Researchers used the MUSE instrument on the European Southern Observatory’s Very Large Telescope in Chile while measuring the distances and properties of 1,600 galaxies that were spotted by Hubble.
The 72 newly found galaxies emit a Lyman-alpha light – a wavelength of ultraviolet light.
MUSE can measure light which is emitted, absorbed or scattered in space.
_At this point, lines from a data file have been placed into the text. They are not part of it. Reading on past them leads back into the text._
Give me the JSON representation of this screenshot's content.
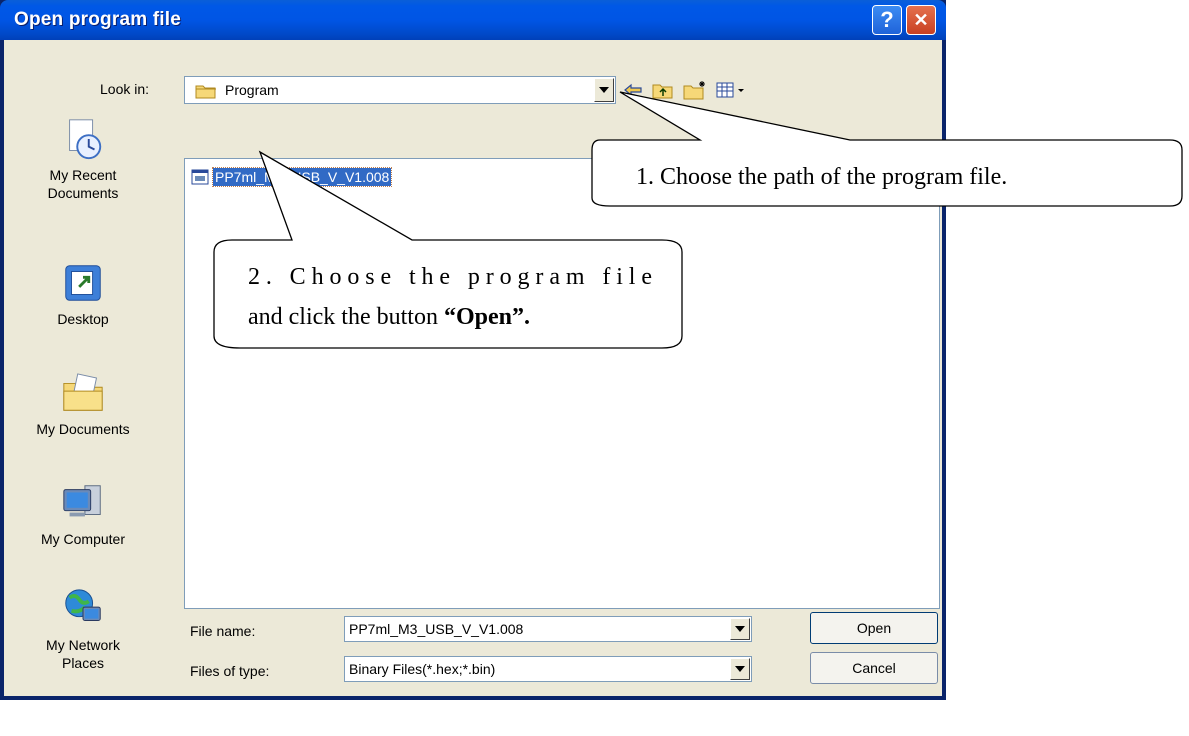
{
  "window": {
    "title": "Open program file",
    "help_glyph": "?",
    "close_glyph": "✕"
  },
  "lookin": {
    "label": "Look in:",
    "value": "Program"
  },
  "toolbar": {
    "icons": [
      "back-arrow-icon",
      "up-folder-icon",
      "new-folder-icon",
      "view-menu-icon"
    ]
  },
  "places": [
    {
      "label": "My Recent Documents",
      "line1": "My Recent",
      "line2": "Documents",
      "icon": "recent-documents-icon"
    },
    {
      "label": "Desktop",
      "line1": "Desktop",
      "line2": "",
      "icon": "desktop-icon"
    },
    {
      "label": "My Documents",
      "line1": "My Documents",
      "line2": "",
      "icon": "my-documents-icon"
    },
    {
      "label": "My Computer",
      "line1": "My Computer",
      "line2": "",
      "icon": "my-computer-icon"
    },
    {
      "label": "My Network Places",
      "line1": "My Network",
      "line2": "Places",
      "icon": "network-places-icon"
    }
  ],
  "file_list": {
    "items": [
      {
        "name": "PP7ml_M3_USB_V_V1.008",
        "selected": true,
        "icon": "hex-file-icon"
      }
    ]
  },
  "filename": {
    "label": "File name:",
    "value": "PP7ml_M3_USB_V_V1.008"
  },
  "filetype": {
    "label": "Files of type:",
    "value": "Binary Files(*.hex;*.bin)"
  },
  "buttons": {
    "open": "Open",
    "cancel": "Cancel"
  },
  "annotations": {
    "callout1": "1. Choose the path of the program file.",
    "callout2_line1": "2. Choose the program file",
    "callout2_line2_prefix": "and click the button ",
    "callout2_line2_bold": "“Open”."
  },
  "colors": {
    "titlebar": "#0055E5",
    "dialog_bg": "#ECE9D8",
    "selection": "#316AC5"
  }
}
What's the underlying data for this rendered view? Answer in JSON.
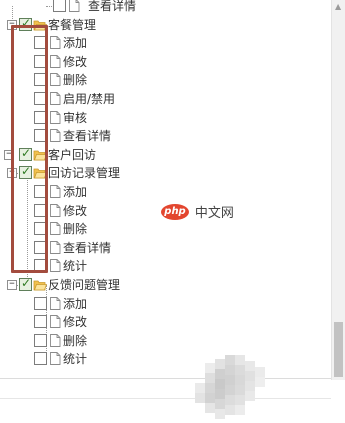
{
  "tree": [
    {
      "label": "查看详情",
      "level": 3,
      "checked": false
    },
    {
      "label": "客餐管理",
      "level": 1,
      "checked": true,
      "toggle": "⊟"
    },
    {
      "label": "添加",
      "level": 2,
      "checked": false
    },
    {
      "label": "修改",
      "level": 2,
      "checked": false
    },
    {
      "label": "删除",
      "level": 2,
      "checked": false
    },
    {
      "label": "启用/禁用",
      "level": 2,
      "checked": false
    },
    {
      "label": "审核",
      "level": 2,
      "checked": false
    },
    {
      "label": "查看详情",
      "level": 2,
      "checked": false
    },
    {
      "label": "客户回访",
      "level": 0,
      "checked": true,
      "toggle": "⊟"
    },
    {
      "label": "回访记录管理",
      "level": 1,
      "checked": true,
      "toggle": "⊟"
    },
    {
      "label": "添加",
      "level": 2,
      "checked": false
    },
    {
      "label": "修改",
      "level": 2,
      "checked": false
    },
    {
      "label": "删除",
      "level": 2,
      "checked": false
    },
    {
      "label": "查看详情",
      "level": 2,
      "checked": false
    },
    {
      "label": "统计",
      "level": 2,
      "checked": false
    },
    {
      "label": "反馈问题管理",
      "level": 1,
      "checked": true,
      "toggle": "⊟"
    },
    {
      "label": "添加",
      "level": 2,
      "checked": false
    },
    {
      "label": "修改",
      "level": 2,
      "checked": false
    },
    {
      "label": "删除",
      "level": 2,
      "checked": false
    },
    {
      "label": "统计",
      "level": 2,
      "checked": false
    }
  ],
  "watermark": {
    "logo": "php",
    "text": "中文网"
  },
  "colors": {
    "highlight": "#a34c3e",
    "check": "#2f7a24",
    "folder": "#f2c14e"
  }
}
Using this, the researchers can tell how fast galaxies and stars are moving away from Earth in the ever expanding universe.
Study leader Roland Bacon, an astrophysicist at the Center for Astrophysics Research of Lyon at the University of Lyon in France, said: “MUSE can do something that Hubble can’t — it splits up the light from every point in the image into its component colours to create a spectrum.
“This allows us to measure the distance, colours and other properties of all the galaxies we can see — including some that are invisible to Hubble itself.”
Jarle Brinchmann, astronomer at Leiden University in the Netherlands and lead author of one of the 10 papers that will be published on the researchers findings, said: “MUSE has the unique ability to extract information about some of the earliest galaxies in the universe — even in a part of the sky that is already very well-studied.
“We learn things about these galaxies that [it] is only possible [to learn] with spectroscopy, such as chemical content and internal motions — not galaxy by galaxy, but all at once for all the galaxies.”
The researchers also discovered hydrogen halos in old galaxies which will give scientists an insight into how materials left and entered galaxies when they were beginning to form in the universe’s infancy.